Now, imagine what happens when a grown man walks down the street with a dog that looks like a prize from the ring-toss booth at the country fair? Old women come up to him and talk about how cute the dog is. Then they ask the name. A bad moment, for K allowed the boys to name this plush toy of an animal Godzilla. I’ve had old women try to hit me when I tell them.

To cut down slightly on the dog’s cuteness and to reduce the amount of time spent brushing it, K decided to give the dog dreadlocks, or "cords" as they are known in dog grooming circles. So the dog, now dreaded, looks like an ambulatory mop. A slightly more macho look than the original, but absurd none the less. But it got worse: a week ago I took it into the dog salon (right word?) for a wash and groom. This usually means they shave its butt so that poo doesn’t get caught in its hair, wash its dreads, and trim its toenails. But not this time. It seems that hair on the dog’s legs had become matted, so matted then couldn’t be combed or cleaned. So the dog barbers shaved its legs. Without hair those legs look ludicrously skinny. They’re also spotted white and black. The dog now looks like a rasta wig held up by pipe cleaners.

And it has a ponytail on the top of its head.

If all this were not bad enough, this absurd looking critter is incredibly dominant. She will attempt to attack any dog she sees, including Pit Bulls and Rottweilers. Hell, a Dachshund could probably make mincemeat of this walking fluff ball, but Godzilla doesn’t know that.

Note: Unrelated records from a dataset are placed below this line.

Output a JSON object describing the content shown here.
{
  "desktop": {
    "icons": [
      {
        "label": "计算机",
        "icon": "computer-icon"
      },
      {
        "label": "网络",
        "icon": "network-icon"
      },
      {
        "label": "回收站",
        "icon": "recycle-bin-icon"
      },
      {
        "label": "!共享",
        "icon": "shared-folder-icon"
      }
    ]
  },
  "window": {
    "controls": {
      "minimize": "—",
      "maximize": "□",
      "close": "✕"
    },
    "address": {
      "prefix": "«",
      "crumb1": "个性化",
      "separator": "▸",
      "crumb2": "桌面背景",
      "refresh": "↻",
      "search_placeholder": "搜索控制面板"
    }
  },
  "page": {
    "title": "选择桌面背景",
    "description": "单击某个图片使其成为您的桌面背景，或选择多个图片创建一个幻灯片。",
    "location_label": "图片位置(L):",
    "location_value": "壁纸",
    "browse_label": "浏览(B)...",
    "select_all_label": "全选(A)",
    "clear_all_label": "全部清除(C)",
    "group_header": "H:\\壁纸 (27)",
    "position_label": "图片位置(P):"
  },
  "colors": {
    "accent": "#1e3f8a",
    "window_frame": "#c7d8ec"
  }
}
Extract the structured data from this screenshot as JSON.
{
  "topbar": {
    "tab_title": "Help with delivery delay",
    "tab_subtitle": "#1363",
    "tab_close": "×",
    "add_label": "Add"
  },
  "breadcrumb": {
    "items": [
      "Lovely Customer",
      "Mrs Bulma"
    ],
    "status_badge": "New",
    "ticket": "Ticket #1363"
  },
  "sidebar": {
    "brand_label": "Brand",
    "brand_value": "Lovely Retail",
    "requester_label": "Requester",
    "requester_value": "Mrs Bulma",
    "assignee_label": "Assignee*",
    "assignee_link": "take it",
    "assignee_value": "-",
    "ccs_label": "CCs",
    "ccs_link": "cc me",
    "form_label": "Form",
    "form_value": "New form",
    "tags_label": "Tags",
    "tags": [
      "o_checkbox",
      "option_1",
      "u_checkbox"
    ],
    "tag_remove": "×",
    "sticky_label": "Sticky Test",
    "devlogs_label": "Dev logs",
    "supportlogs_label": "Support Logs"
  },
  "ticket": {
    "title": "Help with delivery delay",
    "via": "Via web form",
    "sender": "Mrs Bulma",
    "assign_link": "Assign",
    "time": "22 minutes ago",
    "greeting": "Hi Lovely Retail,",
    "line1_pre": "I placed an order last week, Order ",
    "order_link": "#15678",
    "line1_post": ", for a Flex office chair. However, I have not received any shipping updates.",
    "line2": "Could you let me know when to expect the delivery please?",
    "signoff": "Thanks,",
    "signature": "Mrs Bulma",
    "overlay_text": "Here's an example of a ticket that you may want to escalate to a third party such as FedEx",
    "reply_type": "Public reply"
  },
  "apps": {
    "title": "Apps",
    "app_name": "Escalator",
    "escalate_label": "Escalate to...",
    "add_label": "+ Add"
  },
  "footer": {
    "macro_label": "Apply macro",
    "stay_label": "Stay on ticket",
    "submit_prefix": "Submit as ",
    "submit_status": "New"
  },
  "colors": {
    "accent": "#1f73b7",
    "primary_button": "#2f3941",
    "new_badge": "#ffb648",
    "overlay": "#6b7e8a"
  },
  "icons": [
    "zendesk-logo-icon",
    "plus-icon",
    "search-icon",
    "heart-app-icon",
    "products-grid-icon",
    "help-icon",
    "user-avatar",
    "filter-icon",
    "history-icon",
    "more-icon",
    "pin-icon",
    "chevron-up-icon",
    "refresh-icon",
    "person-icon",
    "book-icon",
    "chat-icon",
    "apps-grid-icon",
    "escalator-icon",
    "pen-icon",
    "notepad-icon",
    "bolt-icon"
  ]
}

So every day when I walk her I not only have to swallow the embarrassment of leading around the canine equivalent of a purse, but I have to scan the streets to make sure no other dogs are within sight because Godzilla will blow a head gasket and turn into a frothing, growling, howling ball of fluff. Other dogs are too busy laughing at the spectacle to feel threatened.

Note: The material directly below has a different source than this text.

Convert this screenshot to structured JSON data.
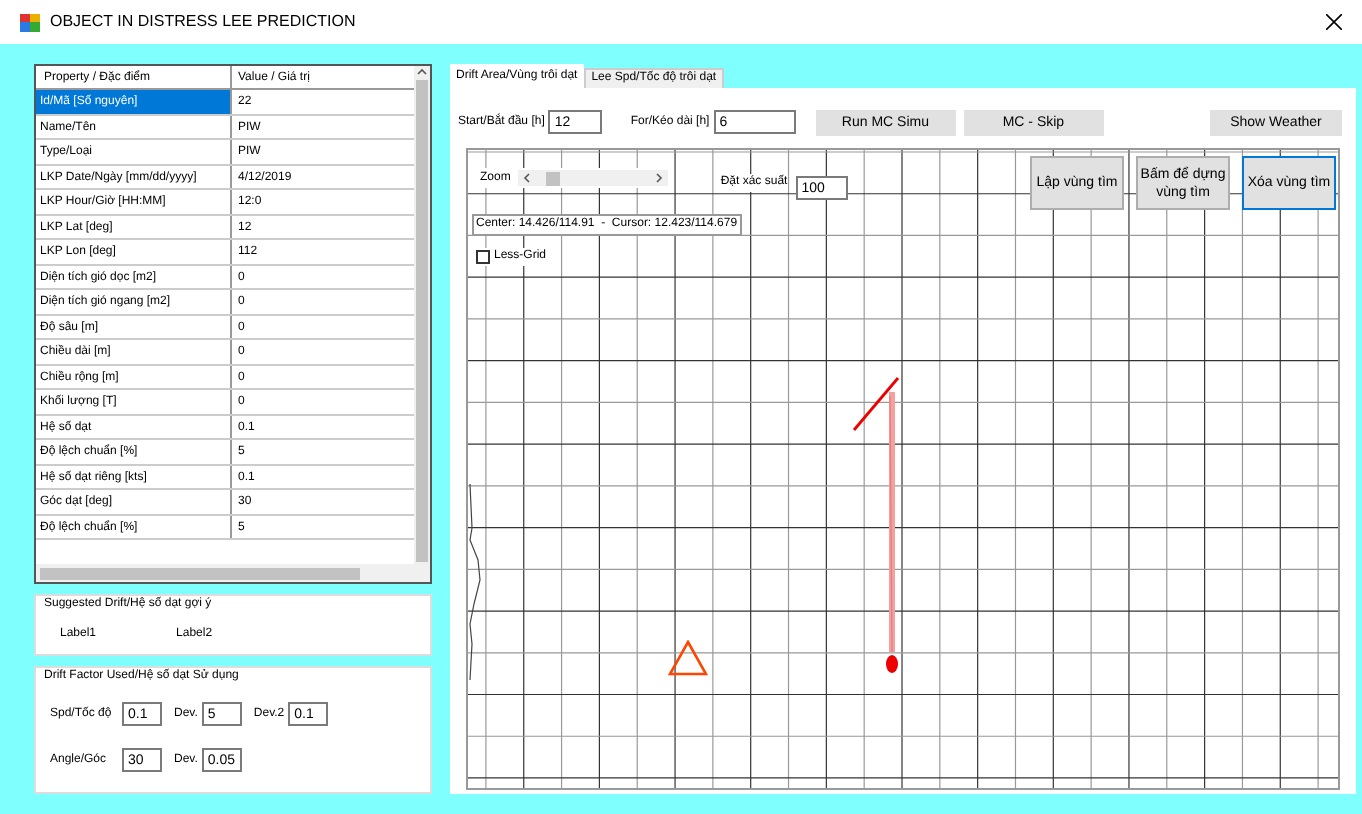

Oh, and about the howling. These dogs are supposed to be quiet. They are advertised as "nearly silent." Uh huh. Yeah. Silent like a Metallica concert. This dog doesn’t just bark, growl, and whine, it makes a "haroo-ing" noise that is as irritating as loud. When does it make this noise? When we leave the house. When we return to the house. When something walks by on the street. When something almost walks by on the street. When it sees a cat, squirrel, bird, leaf, tree, or shadow. All the time, all day long.

Someone once said, "Life begins when the children leave home and the dog is dead." That was a wise, wise man. And so was my father.